Uma nuvem nunca morre.
É outono no hemisfério norte. Olho para o céu com o caƒé com leite na mão à procura de um sinal de chuva, mas não encontro nada. A resposta vem de baixo:
Se você olhar para a xícara, a nuvem está dentro.
Boiando no quentinho marrom. Intacto, encontro o insight de Interser. O café com leite é o céu que recebeu o calor do sol que fez evaporar o lago que virou nuvem que choveu a água que entrou na chaleira e dentro dela, junto do tempo e do coador, parou aqui.
A nuvem do céu vive dentro da minha caneca.
Quero falar de Interser porque é uma palavra que tem o poder de tornar a vida ordinária suportável. É como a morte, essa senhora que quando encontramos nos dá perspectiva do que realmente importa. Se pudesse abrir esse momento como se ele fosse uma caixinha, o que você encontraria?
Quando entro pela porta do interser, desaparece a cadeira na varanda. Desaparece a mulher de 1.62m, nascida em Belém, 41 anos. Dentro do corpo encontro minha mãe e meu pai, as patas do cachorro que morreu ano passado, a grama onde o Buda sentou às 7:45 para dar os ensinamentos que 2500 anos depois voaram através do tempo e das palavras escritas num papel até chegar em mim. Sou imediatamente transportada para o meu lugar verdadeiro,
essa fatia de pão que você come contém o cosmos inteiro.
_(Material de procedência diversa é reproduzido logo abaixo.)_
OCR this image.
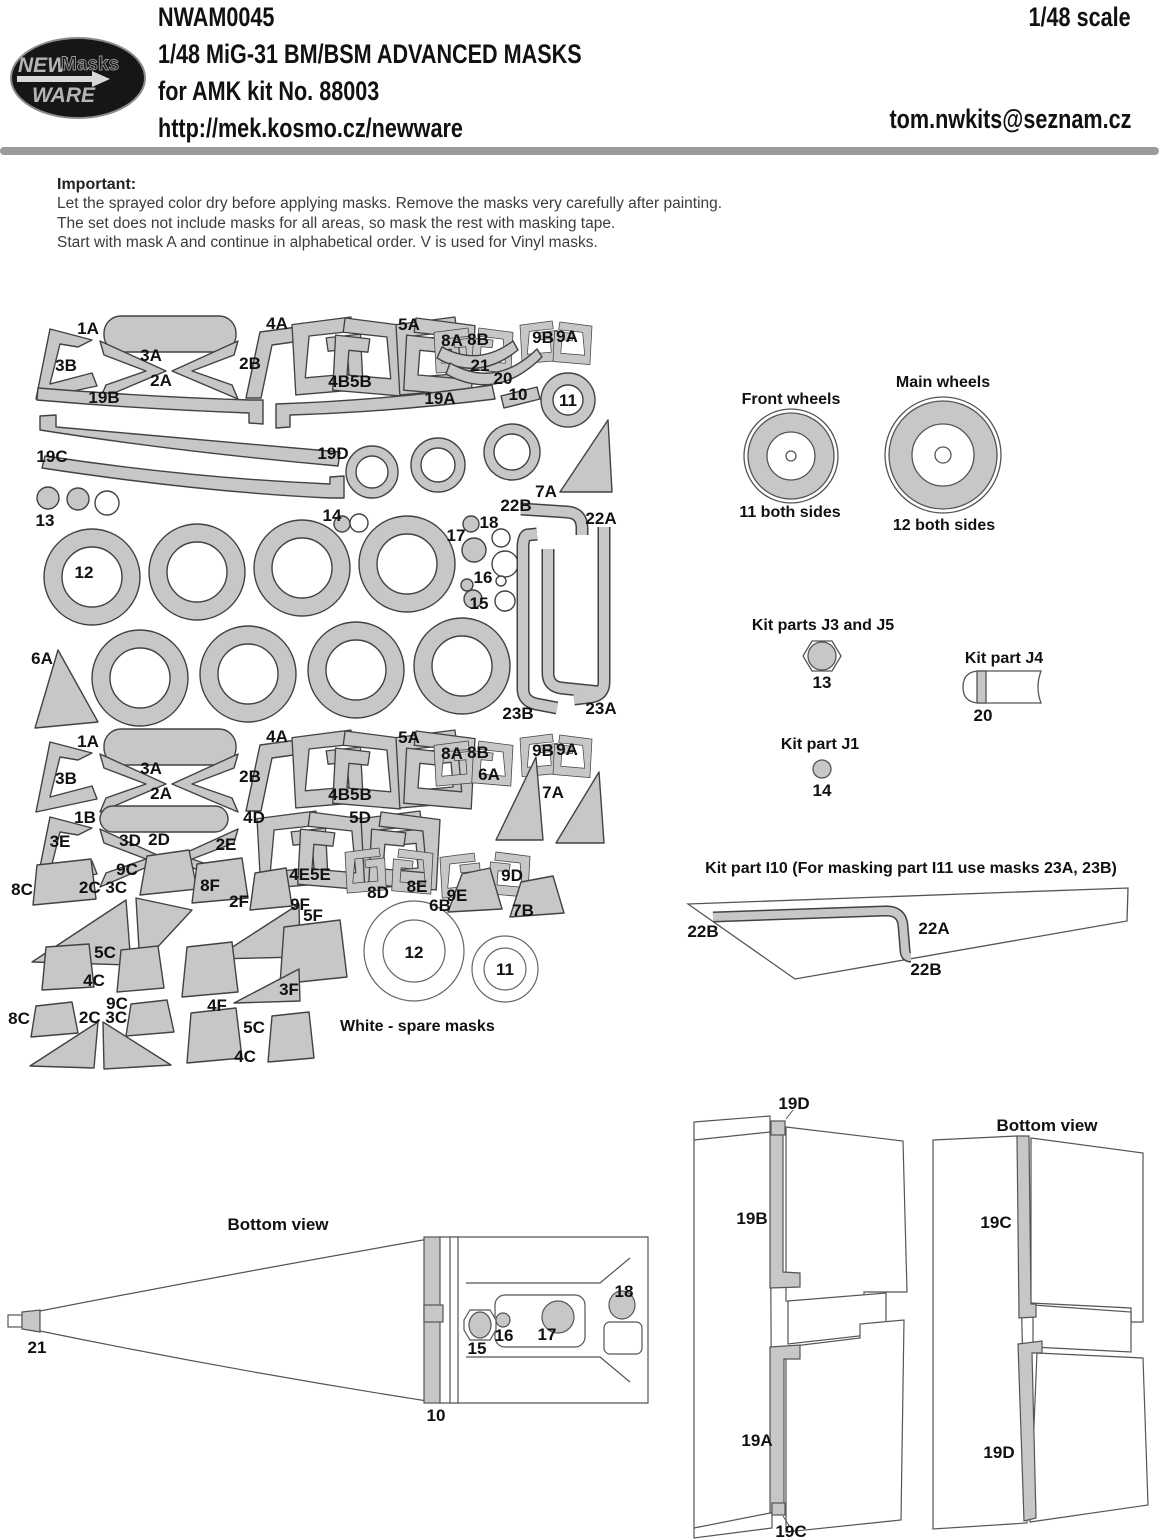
NEW
Masks
WARE
NWAM0045
1/48 MiG-31 BM/BSM ADVANCED MASKS
for AMK kit No. 88003
http://mek.kosmo.cz/newware
1/48 scale
tom.nwkits@seznam.cz
Important:
Let the sprayed color dry before applying masks. Remove the masks very carefully after painting.
The set does not include masks for all areas, so mask the rest with masking tape.
Start with mask A and continue in alphabetical order. V is used for Vinyl masks.
1A	4A	5A
8A 8B	9B 9A
3B
3A
2A
2B
4B5B
21
20
19B	19A	10 11
19C	19D
7A
13	14
22B
22A
17
18
16
15
12
6A
23B	23A
1A	4A	5A
8A 8B	9B 9A
3B
3A
2A
2B
4B5B
6A
7A
1B
3E	3D 2D	2E
4D	5D
4E5E
8D 8E 9E
9D
6B	7B
9C
8C	2C 3C	8F
2F 9F
5F
5C
4C
9C
8C	2C 3C
4F
3F
5C
4C
12
11
White - spare masks
Front wheels
Main wheels
11 both sides
12 both sides
Kit parts J3 and J5
13
Kit part J4
20
Kit part J1
14
Kit part I10 (For masking part I11 use masks 23A, 23B)
22B	22A
22B
Bottom view
21	15
16 17
18
10
19D
19B
19A
19C
Bottom view
19C
19D
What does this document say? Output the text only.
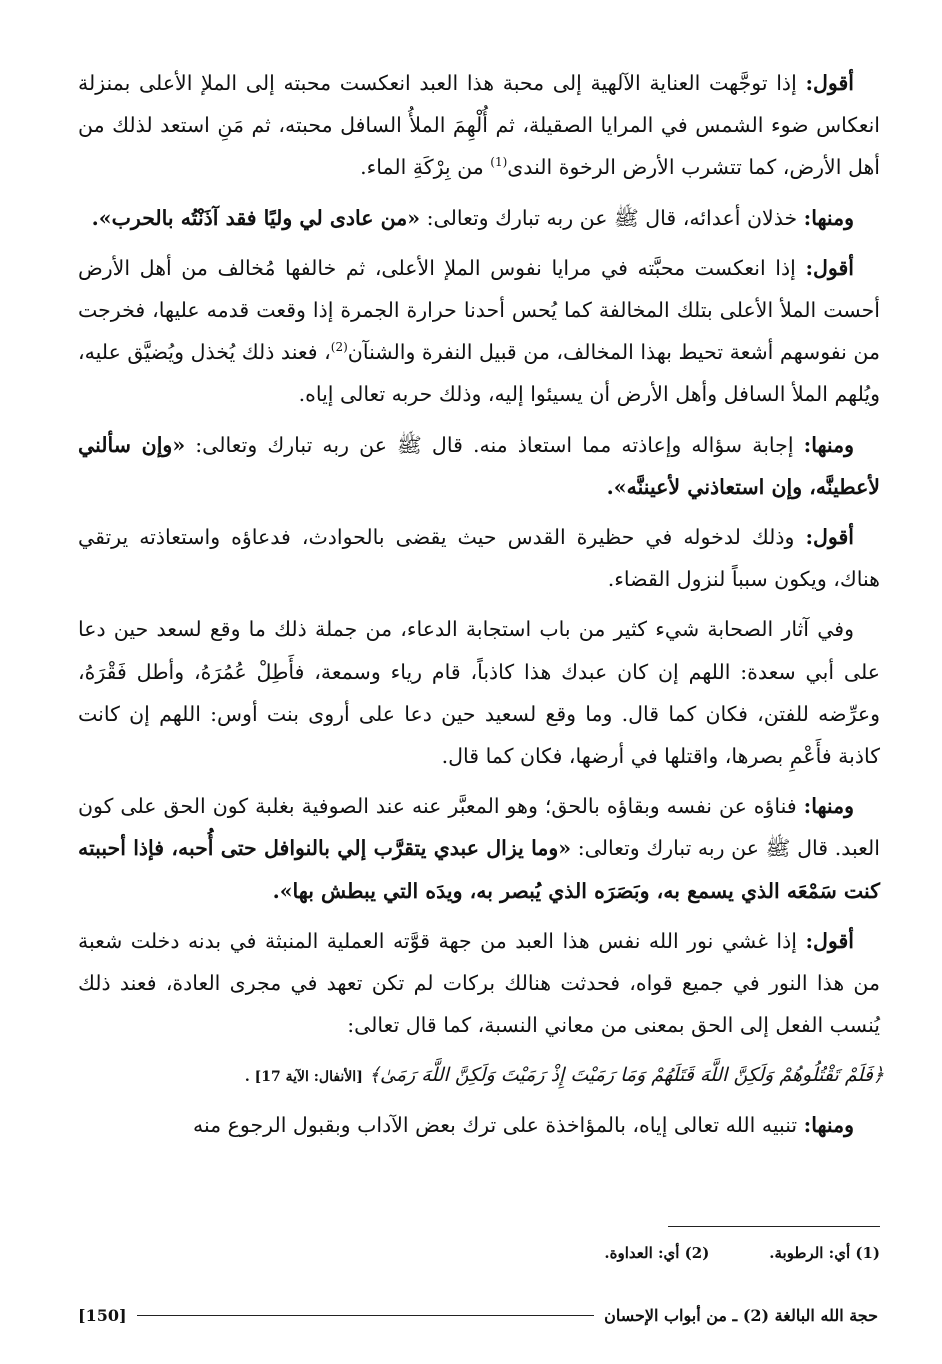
أقول: إذا توجَّهت العناية الآلهية إلى محبة هذا العبد انعكست محبته إلى الملإ الأعلى بمنزلة انعكاس ضوء الشمس في المرايا الصقيلة، ثم أُلْهِمَ الملأُ السافل محبته، ثم مَنِ استعد لذلك من أهل الأرض، كما تتشرب الأرض الرخوة الندى$^{(1)}$ من بِرْكَةِ الماء.

ومنها: خذلان أعدائه، قال ﷺ عن ربه تبارك وتعالى: «من عادى لي وليًا فقد آذَنْتُه بالحرب».

أقول: إذا انعكست محبَّته في مرايا نفوس الملإ الأعلى، ثم خالفها مُخالف من أهل الأرض أحست الملأ الأعلى بتلك المخالفة كما يُحس أحدنا حرارة الجمرة إذا وقعت قدمه عليها، فخرجت من نفوسهم أشعة تحيط بهذا المخالف، من قبيل النفرة والشنآن$^{(2)}$، فعند ذلك يُخذل ويُضيَّق عليه، ويُلهم الملأ السافل وأهل الأرض أن يسيئوا إليه، وذلك حربه تعالى إياه.

ومنها: إجابة سؤاله وإعاذته مما استعاذ منه. قال ﷺ عن ربه تبارك وتعالى: «وإن سألني لأعطينَّه، وإن استعاذني لأعيننَّه».

أقول: وذلك لدخوله في حظيرة القدس حيث يقضى بالحوادث، فدعاؤه واستعاذته يرتقي هناك، ويكون سبباً لنزول القضاء.

وفي آثار الصحابة شيء كثير من باب استجابة الدعاء، من جملة ذلك ما وقع لسعد حين دعا على أبي سعدة: اللهم إن كان عبدك هذا كاذباً، قام رياء وسمعة، فأَطِلْ عُمُرَهُ، وأطل فَقْرَهُ، وعرِّضه للفتن، فكان كما قال. وما وقع لسعيد حين دعا على أروى بنت أوس: اللهم إن كانت كاذبة فأَعْمِ بصرها، واقتلها في أرضها، فكان كما قال.

ومنها: فناؤه عن نفسه وبقاؤه بالحق؛ وهو المعبَّر عنه عند الصوفية بغلبة كون الحق على كون العبد. قال ﷺ عن ربه تبارك وتعالى: «وما يزال عبدي يتقرَّب إلي بالنوافل حتى أُحبه، فإذا أحببته كنت سَمْعَه الذي يسمع به، وبَصَرَه الذي يُبصر به، ويدَه التي يبطش بها».

أقول: إذا غشي نور الله نفس هذا العبد من جهة قوَّته العملية المنبثة في بدنه دخلت شعبة من هذا النور في جميع قواه، فحدثت هنالك بركات لم تكن تعهد في مجرى العادة، فعند ذلك يُنسب الفعل إلى الحق بمعنى من معاني النسبة، كما قال تعالى:

﴿فَلَمْ تَقْتُلُوهُمْ وَلَكِنَّ اللَّهَ قَتَلَهُمْ وَمَا رَمَيْتَ إِذْ رَمَيْتَ وَلَكِنَّ اللَّهَ رَمَىٰ﴾ [الأنفال: الآية 17] .

ومنها: تنبيه الله تعالى إياه، بالمؤاخذة على ترك بعض الآداب وبقبول الرجوع منه

(1) أي: الرطوبة.
(2) أي: العداوة.
حجة الله البالغة (2) ـ من أبواب الإحسان
[150]
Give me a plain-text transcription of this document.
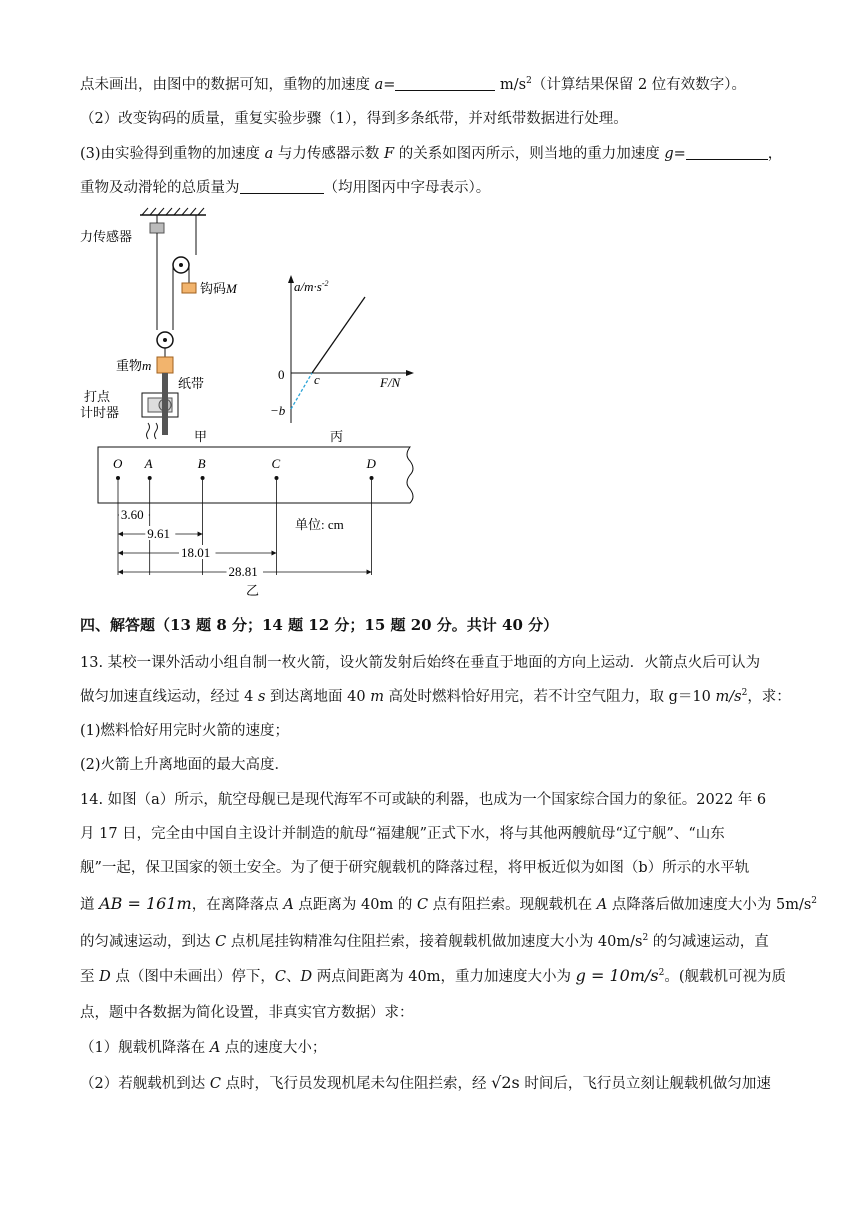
点未画出，由图中的数据可知，重物的加速度 a=	$m/s^2$（计算结果保留 2 位有效数字）。
（2）改变钩码的质量，重复实验步骤（1），得到多条纸带，并对纸带数据进行处理。
(3)由实验得到重物的加速度 a 与力传感器示数 F 的关系如图丙所示，则当地的重力加速度 g=	，
重物及动滑轮的总质量为	（均用图丙中字母表示）。
力传感器
钩码M
重物m
纸带
打点
计时器
甲
$a/m\cdot s^{-2}$
F/N
0 c
−b
丙
O A	B	C	D
单位: cm
3.60
9.61
18.01
28.81
乙
四、解答题（13 题 8 分；14 题 12 分；15 题 20 分。共计 40 分）
13. 某校一课外活动小组自制一枚火箭，设火箭发射后始终在垂直于地面的方向上运动．火箭点火后可认为
做匀加速直线运动，经过 4 s 到达离地面 40 m 高处时燃料恰好用完，若不计空气阻力，取 g＝10 $m/s^2$，求：
(1)燃料恰好用完时火箭的速度；
(2)火箭上升离地面的最大高度．
14. 如图（a）所示，航空母舰已是现代海军不可或缺的利器，也成为一个国家综合国力的象征。2022 年 6
月 17 日，完全由中国自主设计并制造的航母“福建舰”正式下水，将与其他两艘航母“辽宁舰”、“山东
舰”一起，保卫国家的领土安全。为了便于研究舰载机的降落过程，将甲板近似为如图（b）所示的水平轨
道 AB = 161m，在离降落点 A 点距离为 40m 的 C 点有阻拦索。现舰载机在 A 点降落后做加速度大小为 $5m/s^2$
的匀减速运动，到达 C 点机尾挂钩精准勾住阻拦索，接着舰载机做加速度大小为 $40m/s^2$ 的匀减速运动，直
至 D 点（图中未画出）停下，C、D 两点间距离为 40m，重力加速度大小为 $g = 10m/s^2$。(舰载机可视为质
点，题中各数据为简化设置，非真实官方数据）求：
（1）舰载机降落在 A 点的速度大小；
（2）若舰载机到达 C 点时，飞行员发现机尾未勾住阻拦索，经 √2s 时间后，飞行员立刻让舰载机做匀加速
Esse mês Thich Nhat Hahn, o monge zen-budista que formulou o insight de Interser, fez noventa e cinco anos. Exilado na França por trinta e nove, a ordem monástica que criou junto de seus alunos leva o nome do ensinamento que, segundo ele, penetra as fronteiras mais profundas da realidade. Ordem do Interser.
Sentado num salão com um grupo de crianças, Thay - como é chamado carinhosamente - conta que mistura chá na tinta toda vez que vai fazer caligrafia. A nuvem que está no chá vira uma obra no final. Ele levanta a folha e mostra o que escreveu
as lágrimas que derramei
ontem
viraram chuva
Interser, então, vai além da continuidade entre as formas. Não é só a nuvem que vira água que se transforma em sangue dentro de nós. A tristeza pingando do olho também. Interser fala dessa linha que liga nossa presença com tudo que acontece ao redor num nó infinito de coexistência.
Estamos dentro uns dos outros.
O ensinamento vai em outras direções que vou deixar para outra vez porque agora quero ficar aqui, neste lugar que é o da importância da nossa presença para o mundo. Penso nisso agora que Thay já não está mais perto. Sempre tive esse sonho de encontrar com ele, o monastério é pertinho, no sul da França, mas já não dá mais. Em 2018 ele deixou o exílio e partiu para fechar o círculo que começou no Vietnã, dentro do templo em que foi ordenado monge. "Quero viver no Vietnam, na terra dos meus professores ancestrais. oferecer minha presença aos irmãos de ordem monástica (...) até que este meu corpo se desintegre", ele escreveu numa carta em 2018.
Um pedaço de mim sente raiva por ter perdido tempo. Outro pedaço aceita, sabendo que não existe falta. Thay e todas as coisas que nos atravessam vivem dentro. Quer a gente queira, quer não
uma nuvem nunca morre.
Tudo Thay
- Uma nuvem nunca morre: você encontra aqui o vídeo em que Thich Nhat Hahn apresenta o ensinamento sobre Interser para as crianças (legenda em português disponível).
- Walk with me (Max Pugh e Marc J. Francis) é um documentário de 2017 que acompanha a vida da comunidade de Plum Village, o monastério francês onde Thay viveu até 2018. O filme desdobra o tema da atenção plena - a habilidade de se concentrar no momento presente -, e vai costurando a história com passagens dos diários de Thich Nhat Hahn
- No site da Livraria Vozes você encontra o catálogo de livros escritos por Thay que foram publicados no Brasil. São muitos; das leituras que fiz, este é o meu preferido.
the tears
i shed
yesterday
have become
rain
(Thich Nhat Hahn, 1926 -)
O corpo da natureza é o nosso corpo. Zen nature é uma série em andamento a partir da observação da natureza e inspirada em Interser. Sobre o papel-cartão cinza as linhas são as mesmas, as cores se repetem, mas cada uma faz seu movimento em uma forma diferente. O Enso brilha, esse círculo da iluminação, relembrando do que somos de verdade.